I knew that before we even began.
Which was what scared me about beginning, because if I had it, the good I knew I’d have with Boone, I couldn’t mess it up.
But there I was, messing it up.
Because I would protect the shit out of him, but this wasn’t happening to him. It was happening to me. And he was doing what I would do. His best to protect the shit out of me, doing it being the man he was, which was mega-alpha dominant.
And with his reaction to what I said, I was now realizing he was experiencing some (unearned) guilt at feeling responsible (when he was not) that I’d been vulnerable to attack.
But that was also the guy he was.
I might not know him all that well, but that I knew.
Not to mention, the not small fact that I’d promised him that very morning I wouldn’t let him fuck us up, and there I was, letting him fuck us up and doing that participating fully in the same thing.
And Boone couldn’t know this (or maybe he did, which would be an additional reason behind what he did), but there was no way in hell I was going to share with Smithie, or Ian, what was going down for two reasons.

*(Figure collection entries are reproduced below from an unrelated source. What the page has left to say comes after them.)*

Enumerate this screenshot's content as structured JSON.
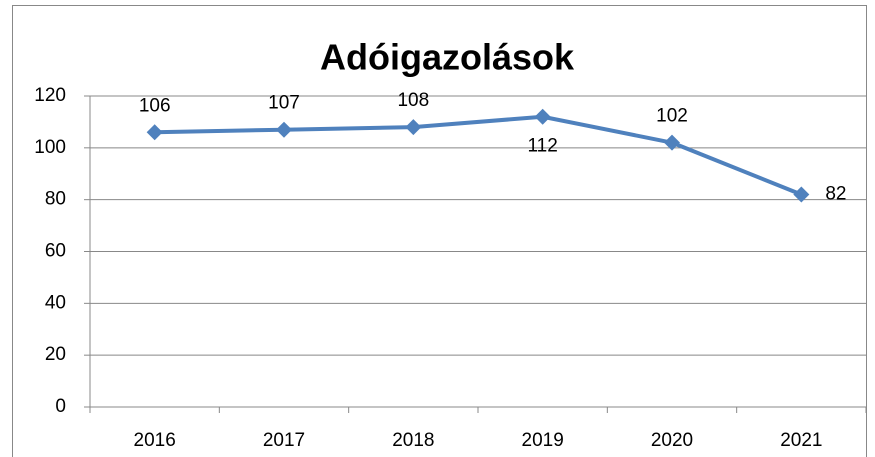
{
  "chart_data": {
    "type": "line",
    "title": "Adóigazolások",
    "categories": [
      "2016",
      "2017",
      "2018",
      "2019",
      "2020",
      "2021"
    ],
    "series": [
      {
        "name": "Adóigazolások",
        "color": "#4f81bd",
        "values": [
          106,
          107,
          108,
          112,
          102,
          82
        ]
      }
    ],
    "ylim": [
      0,
      120
    ],
    "yticks": [
      0,
      20,
      40,
      60,
      80,
      100,
      120
    ],
    "grid": true
  }
}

I didn’t want them worried.
And I didn’t want them to do what Smithie had done.
Which was seriously pathologically self-involved because I didn’t see beyond myself to see that would have put Smithie in a bind because, if he or anyone at the club was targeted, he’d be blindsided.
And that would be on me.
This was the uncomfortable thought upon which I fell asleep.
And when I was asleep, I did not sleep well.